= Signature matrix =

Diagonal matrix whose elements are plus or minus 1

In mathematics, a signature matrix is a diagonal matrix whose diagonal elements are either 1 or -1, that is, any matrix of the form

$$A=\begin{pmatrix}
\pm 1 & 0 & \cdots & 0 & 0 \\
0 & \pm 1 & \cdots & 0 & 0 \\
\vdots & \vdots & \ddots & \vdots & \vdots \\
0 & 0 & \cdots & \pm 1 & 0 \\
0 & 0 & \cdots & 0 & \pm 1
\end{pmatrix}.$$

==Properties==
Any signature matrix is its own inverse and hence is an involutory matrix. It is consequently a square root of the identity matrix.

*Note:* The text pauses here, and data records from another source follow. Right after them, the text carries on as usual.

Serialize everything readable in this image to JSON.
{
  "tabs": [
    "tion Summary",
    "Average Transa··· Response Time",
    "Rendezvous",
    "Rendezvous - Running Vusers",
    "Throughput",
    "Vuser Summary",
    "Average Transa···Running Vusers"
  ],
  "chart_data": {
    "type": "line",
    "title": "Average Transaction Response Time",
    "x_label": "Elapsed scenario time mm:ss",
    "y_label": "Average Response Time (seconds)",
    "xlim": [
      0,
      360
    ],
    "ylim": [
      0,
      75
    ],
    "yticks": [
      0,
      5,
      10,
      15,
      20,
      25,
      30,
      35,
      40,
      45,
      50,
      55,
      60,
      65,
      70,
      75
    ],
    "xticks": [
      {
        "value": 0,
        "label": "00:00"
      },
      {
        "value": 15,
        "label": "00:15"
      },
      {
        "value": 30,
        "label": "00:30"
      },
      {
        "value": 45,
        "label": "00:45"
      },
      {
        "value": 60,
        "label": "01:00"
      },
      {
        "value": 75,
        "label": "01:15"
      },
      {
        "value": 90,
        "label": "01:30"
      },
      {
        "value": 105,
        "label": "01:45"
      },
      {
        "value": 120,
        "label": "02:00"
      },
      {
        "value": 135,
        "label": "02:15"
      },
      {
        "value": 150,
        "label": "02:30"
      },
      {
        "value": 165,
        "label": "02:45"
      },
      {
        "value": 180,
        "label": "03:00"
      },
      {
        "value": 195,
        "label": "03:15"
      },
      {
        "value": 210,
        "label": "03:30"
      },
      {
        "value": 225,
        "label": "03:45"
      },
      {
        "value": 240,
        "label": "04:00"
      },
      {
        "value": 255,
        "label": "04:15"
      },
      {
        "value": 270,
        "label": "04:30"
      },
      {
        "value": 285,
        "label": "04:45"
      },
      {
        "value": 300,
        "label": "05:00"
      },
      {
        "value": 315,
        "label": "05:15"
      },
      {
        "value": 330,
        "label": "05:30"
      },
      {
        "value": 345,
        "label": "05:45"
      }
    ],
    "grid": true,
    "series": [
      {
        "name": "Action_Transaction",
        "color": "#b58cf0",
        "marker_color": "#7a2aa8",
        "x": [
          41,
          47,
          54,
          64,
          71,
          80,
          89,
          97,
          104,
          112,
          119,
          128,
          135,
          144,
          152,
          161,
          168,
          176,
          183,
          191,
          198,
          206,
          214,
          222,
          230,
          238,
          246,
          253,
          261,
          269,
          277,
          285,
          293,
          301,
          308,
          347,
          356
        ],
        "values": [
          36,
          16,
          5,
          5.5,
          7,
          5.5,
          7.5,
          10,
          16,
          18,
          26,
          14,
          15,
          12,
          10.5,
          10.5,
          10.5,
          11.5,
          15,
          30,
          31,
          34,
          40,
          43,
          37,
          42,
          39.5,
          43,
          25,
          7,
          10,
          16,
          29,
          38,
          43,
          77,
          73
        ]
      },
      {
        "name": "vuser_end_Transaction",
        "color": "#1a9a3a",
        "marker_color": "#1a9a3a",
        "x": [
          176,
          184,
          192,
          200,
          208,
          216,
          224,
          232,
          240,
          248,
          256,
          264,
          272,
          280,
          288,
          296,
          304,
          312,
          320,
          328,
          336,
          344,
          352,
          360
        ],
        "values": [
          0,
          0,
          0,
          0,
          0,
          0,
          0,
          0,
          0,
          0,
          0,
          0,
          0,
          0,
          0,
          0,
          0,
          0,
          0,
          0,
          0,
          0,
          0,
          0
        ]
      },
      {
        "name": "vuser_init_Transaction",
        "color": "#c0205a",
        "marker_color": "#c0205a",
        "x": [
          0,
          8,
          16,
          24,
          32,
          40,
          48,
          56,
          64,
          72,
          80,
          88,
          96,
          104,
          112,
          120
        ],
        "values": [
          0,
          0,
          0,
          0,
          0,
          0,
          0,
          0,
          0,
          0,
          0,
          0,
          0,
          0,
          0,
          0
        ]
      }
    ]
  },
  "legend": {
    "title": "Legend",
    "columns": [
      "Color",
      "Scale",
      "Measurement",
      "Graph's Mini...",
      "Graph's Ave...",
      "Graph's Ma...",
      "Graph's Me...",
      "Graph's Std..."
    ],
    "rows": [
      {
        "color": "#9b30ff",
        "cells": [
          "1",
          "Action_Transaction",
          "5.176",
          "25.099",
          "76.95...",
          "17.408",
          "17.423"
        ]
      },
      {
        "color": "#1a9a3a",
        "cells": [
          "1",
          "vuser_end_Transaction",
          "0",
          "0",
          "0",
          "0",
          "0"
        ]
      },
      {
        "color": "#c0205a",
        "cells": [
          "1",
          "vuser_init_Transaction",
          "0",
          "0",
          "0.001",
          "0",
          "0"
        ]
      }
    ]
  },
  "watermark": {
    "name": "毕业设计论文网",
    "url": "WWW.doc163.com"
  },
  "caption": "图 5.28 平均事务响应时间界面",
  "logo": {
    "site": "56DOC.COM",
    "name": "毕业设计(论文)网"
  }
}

Since signature matrices are both symmetric and involutory, they are orthogonal. Consequently, any linear transformation corresponding to a signature matrix constitutes an isometry. Geometrically, signature matrices represent a reflection in each of the axes corresponding to the negated rows or columns.

If $A$ is an $n \times n$ signature matrix, then:
- The determinant of $A$ is either 1 or -1 (since it is diagonal), and
- $-n \leq \operatorname{tr}(A)\leq n$ (since the diagonal values are either -1 or 1).